Regarding the report: The report generates a new client identity in STRUST (I think it shows up as SSL Client Certificate SAPSLS). This is a standard client identity that you can renew using the SSF_CERT_RENEW report. So selfrenewal is possible. You just need a respective client ceritificate profile in the SLS.
Best regards,
Tobias
Hello Tobias,
Thank you! I am able to see the client identity in the ABAP trust manager.
Regards,
Asif
Hello,
I am unable to integrate remote PKI with SLS due to security setup in my organization, they do not allow user and password login. Is their a way i can copy the renewed certificate response from PKI to SLS manually and push it to a system?
Regards,
Ambrish
Hi Ambrish,
you could try to create the Registration Agent PSE yourself and import the signed client certificate directly. Technically, this should work. However, I didn't ever test this.

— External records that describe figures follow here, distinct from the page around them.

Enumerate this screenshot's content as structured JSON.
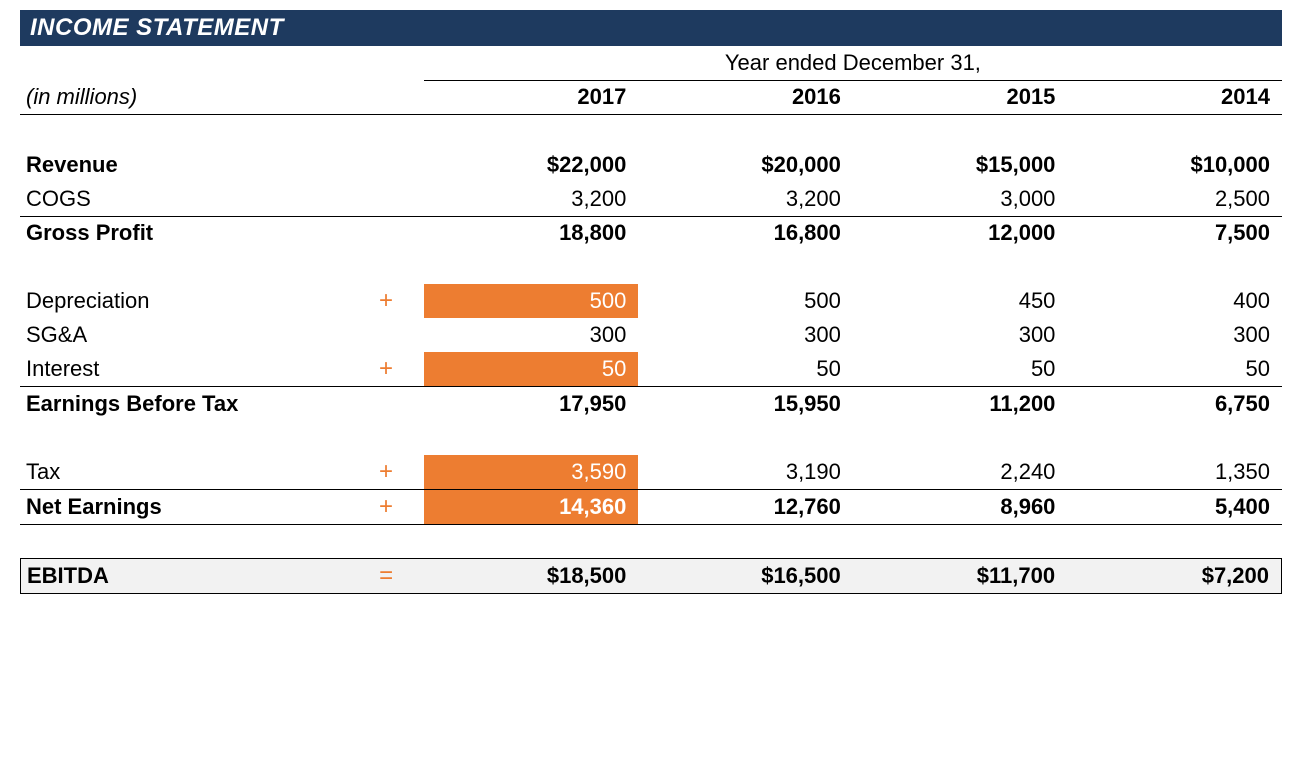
{
  "title": "INCOME STATEMENT",
  "period_header": "Year ended December 31,",
  "unit_label": "(in millions)",
  "years": [
    "2017",
    "2016",
    "2015",
    "2014"
  ],
  "colors": {
    "title_bg": "#1e3a5f",
    "title_text": "#ffffff",
    "accent": "#ed7d31",
    "ebitda_bg": "#f2f2f2",
    "border": "#000000",
    "text": "#000000"
  },
  "typography": {
    "base_fontsize_pt": 16,
    "title_fontsize_pt": 18,
    "font_family": "Arial"
  },
  "layout": {
    "col_label_pct": 26,
    "col_op_pct": 6,
    "col_val_pct": 17
  },
  "rows": {
    "revenue": {
      "label": "Revenue",
      "values": [
        "$22,000",
        "$20,000",
        "$15,000",
        "$10,000"
      ],
      "bold": true
    },
    "cogs": {
      "label": "COGS",
      "values": [
        "3,200",
        "3,200",
        "3,000",
        "2,500"
      ],
      "bold": false
    },
    "gross_profit": {
      "label": "Gross Profit",
      "values": [
        "18,800",
        "16,800",
        "12,000",
        "7,500"
      ],
      "bold": true
    },
    "depreciation": {
      "label": "Depreciation",
      "op": "+",
      "values": [
        "500",
        "500",
        "450",
        "400"
      ],
      "highlight_first": true
    },
    "sga": {
      "label": "SG&A",
      "values": [
        "300",
        "300",
        "300",
        "300"
      ]
    },
    "interest": {
      "label": "Interest",
      "op": "+",
      "values": [
        "50",
        "50",
        "50",
        "50"
      ],
      "highlight_first": true
    },
    "ebt": {
      "label": "Earnings Before Tax",
      "values": [
        "17,950",
        "15,950",
        "11,200",
        "6,750"
      ],
      "bold": true
    },
    "tax": {
      "label": "Tax",
      "op": "+",
      "values": [
        "3,590",
        "3,190",
        "2,240",
        "1,350"
      ],
      "highlight_first": true
    },
    "net_earnings": {
      "label": "Net Earnings",
      "op": "+",
      "values": [
        "14,360",
        "12,760",
        "8,960",
        "5,400"
      ],
      "bold": true,
      "highlight_first": true
    },
    "ebitda": {
      "label": "EBITDA",
      "op": "=",
      "values": [
        "$18,500",
        "$16,500",
        "$11,700",
        "$7,200"
      ],
      "bold": true
    }
  }
}
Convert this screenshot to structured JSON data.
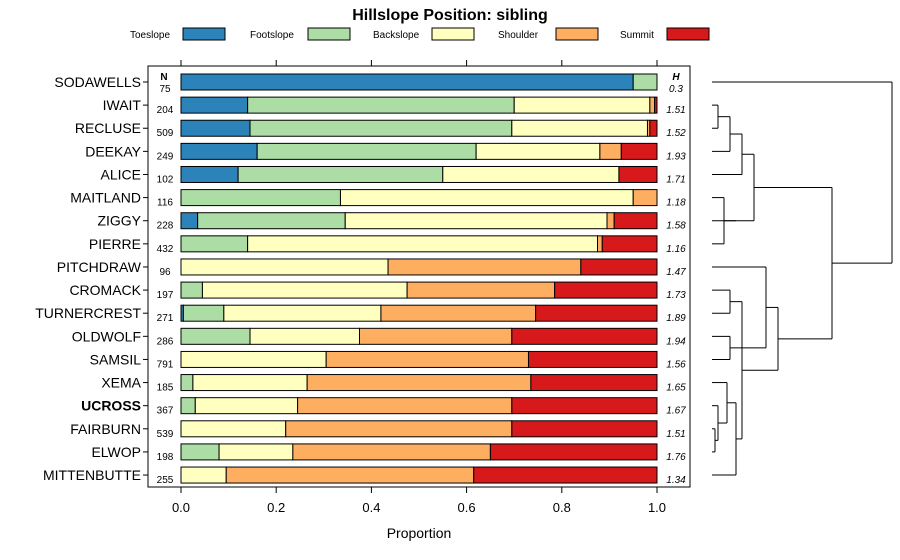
{
  "chart_data": {
    "type": "bar",
    "stacked": true,
    "orientation": "horizontal",
    "title": "Hillslope Position: sibling",
    "xlabel": "Proportion",
    "xlim": [
      0,
      1
    ],
    "x_ticks": [
      "0.0",
      "0.2",
      "0.4",
      "0.6",
      "0.8",
      "1.0"
    ],
    "x_tick_values": [
      0,
      0.2,
      0.4,
      0.6,
      0.8,
      1.0
    ],
    "legend_position": "top",
    "n_header": "N",
    "h_header": "H",
    "series": [
      {
        "name": "Toeslope",
        "color": "#2b83ba"
      },
      {
        "name": "Footslope",
        "color": "#abdda4"
      },
      {
        "name": "Backslope",
        "color": "#ffffbf"
      },
      {
        "name": "Shoulder",
        "color": "#fdae61"
      },
      {
        "name": "Summit",
        "color": "#d7191c"
      }
    ],
    "categories": [
      {
        "name": "SODAWELLS",
        "n": "75",
        "h": "0.3",
        "bold": false,
        "values": [
          0.95,
          0.05,
          0,
          0,
          0
        ]
      },
      {
        "name": "IWAIT",
        "n": "204",
        "h": "1.51",
        "bold": false,
        "values": [
          0.14,
          0.56,
          0.285,
          0.01,
          0.005
        ]
      },
      {
        "name": "RECLUSE",
        "n": "509",
        "h": "1.52",
        "bold": false,
        "values": [
          0.145,
          0.55,
          0.285,
          0.005,
          0.015
        ]
      },
      {
        "name": "DEEKAY",
        "n": "249",
        "h": "1.93",
        "bold": false,
        "values": [
          0.16,
          0.46,
          0.26,
          0.045,
          0.075
        ]
      },
      {
        "name": "ALICE",
        "n": "102",
        "h": "1.71",
        "bold": false,
        "values": [
          0.12,
          0.43,
          0.37,
          0,
          0.08
        ]
      },
      {
        "name": "MAITLAND",
        "n": "116",
        "h": "1.18",
        "bold": false,
        "values": [
          0,
          0.335,
          0.615,
          0.05,
          0
        ]
      },
      {
        "name": "ZIGGY",
        "n": "228",
        "h": "1.58",
        "bold": false,
        "values": [
          0.035,
          0.31,
          0.55,
          0.015,
          0.09
        ]
      },
      {
        "name": "PIERRE",
        "n": "432",
        "h": "1.16",
        "bold": false,
        "values": [
          0,
          0.14,
          0.735,
          0.01,
          0.115
        ]
      },
      {
        "name": "PITCHDRAW",
        "n": "96",
        "h": "1.47",
        "bold": false,
        "values": [
          0,
          0,
          0.435,
          0.405,
          0.16
        ]
      },
      {
        "name": "CROMACK",
        "n": "197",
        "h": "1.73",
        "bold": false,
        "values": [
          0,
          0.045,
          0.43,
          0.31,
          0.215
        ]
      },
      {
        "name": "TURNERCREST",
        "n": "271",
        "h": "1.89",
        "bold": false,
        "values": [
          0.005,
          0.085,
          0.33,
          0.325,
          0.255
        ]
      },
      {
        "name": "OLDWOLF",
        "n": "286",
        "h": "1.94",
        "bold": false,
        "values": [
          0,
          0.145,
          0.23,
          0.32,
          0.305
        ]
      },
      {
        "name": "SAMSIL",
        "n": "791",
        "h": "1.56",
        "bold": false,
        "values": [
          0,
          0,
          0.305,
          0.425,
          0.27
        ]
      },
      {
        "name": "XEMA",
        "n": "185",
        "h": "1.65",
        "bold": false,
        "values": [
          0,
          0.025,
          0.24,
          0.47,
          0.265
        ]
      },
      {
        "name": "UCROSS",
        "n": "367",
        "h": "1.67",
        "bold": true,
        "values": [
          0,
          0.03,
          0.215,
          0.45,
          0.305
        ]
      },
      {
        "name": "FAIRBURN",
        "n": "539",
        "h": "1.51",
        "bold": false,
        "values": [
          0,
          0,
          0.22,
          0.475,
          0.305
        ]
      },
      {
        "name": "ELWOP",
        "n": "198",
        "h": "1.76",
        "bold": false,
        "values": [
          0,
          0.08,
          0.155,
          0.415,
          0.35
        ]
      },
      {
        "name": "MITTENBUTTE",
        "n": "255",
        "h": "1.34",
        "bold": false,
        "values": [
          0,
          0,
          0.095,
          0.52,
          0.385
        ]
      }
    ],
    "dendrogram": {
      "description": "hierarchical clustering of soil series by hillslope position profile",
      "merges": [
        [
          1,
          2,
          0.02
        ],
        [
          18,
          3,
          0.06
        ],
        [
          19,
          4,
          0.1
        ],
        [
          7,
          5,
          0.04
        ],
        [
          21,
          6,
          0.08
        ],
        [
          20,
          22,
          0.14
        ],
        [
          15,
          16,
          0.01
        ],
        [
          14,
          24,
          0.02
        ],
        [
          13,
          25,
          0.05
        ],
        [
          26,
          17,
          0.08
        ],
        [
          9,
          10,
          0.06
        ],
        [
          11,
          12,
          0.06
        ],
        [
          27,
          28,
          0.1
        ],
        [
          29,
          8,
          0.18
        ],
        [
          30,
          31,
          0.22
        ],
        [
          23,
          32,
          0.4
        ],
        [
          0,
          33,
          0.6
        ]
      ]
    }
  }
}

For the OS Commands, this should be no problem. The AS ABAP report should be fine as well. But I don't know if the Java Application has any checks if the enrollment process was actually run successful. So, there might be some problem.
I never tested this, so this is more along the lines of guesswork ;).
Best regards,
Tobias
Hey Guys,
I have evrything set up but when I run report ssf_cert_enroll I'm always getting the following error:
I'm using basic login module.
Hi Matthias,
this looks like some problem with the authentication. First, I would check the User and Password (obviously, you probably already did that 😉 ).
After that, I would check the troubleshooting logs in the AS Java. For that, go to https://<host>:<port>/tshw. There you can use the authentication trace and check, if anything fails during the authentication process. If that does not help, follow https://launchpad.support.sap.com/#/notes/2341102 to create the Secure Login Server logs and check if there are any errors there.
These would be the points that I would check.
Hi Tobias,
thanks for your reply. You are right, I checked the credentilas, created a new user, etc.
I also did the tshw analysis before but I can't see the reason for this error. Here's hat I get from tshw:
I tried to debug the report and it looks like the variable ms_auth-status doesnt't get a value and therefore the report runs into the error:
Hi Matthias,
are all the components on the newest versions? (Currently, Secure Login Server SP 02 PL 11, newest note referenced in https://launchpad.support.sap.com/#/notes/2452425 installed in AS ABAP)
This somehow sounds like a problem in the communication that would have popped up at more customers. But I have this solution running at several customers, so the product in itself should be fine. Could you look at the components here?
Also, the authentication seems fine. You get a "LOGIN.OK" which is exactly what we want.
Hi Tobias,
SLS is on a fresh and up to date installed AS JAVA and ABAP got patched last week 7.52 (latest SPS). I entered the status ACM_OK with the debugger and the report did it's job. It's really strange.
In that case, I would really recommend opening a customer message. I have not seen this behaviour yet and from the description it doesn't look like one of the usual configuration errors.
thanks for your expertise Tobias.
Hello Everyone,
I am trying to use Remote CA feature. Although my connection test and everything is working fine for the destination, when I do the enrollment I am getting 500 Internal Server Error. and when I do a TSHW trace, I am getting below error:

I Even tried implementing note 2810511 for no help.
I am not sure if it is issue with SLS side or our PKI side.
Thanks,
Sailendra
Hi Sailendra,
from the trace it looks to me as if the SLS actually tries to call the NDES server. It seems to be a response from the NDES server. So I would recommend to try to find the error message there. You might be able to find something in the IIS traces or the Windows Event Viewer.
But that is just the best guess. I would also recommend double checking that your SLS version is rather current. Just to make sure that it is not some incompatibility (even though I am not aware of any problems in the past...).
The NDES interface itself is working at many different customers and since the configuration options are rather limited, I don't think that there is a protocol specific error in the SLS itself.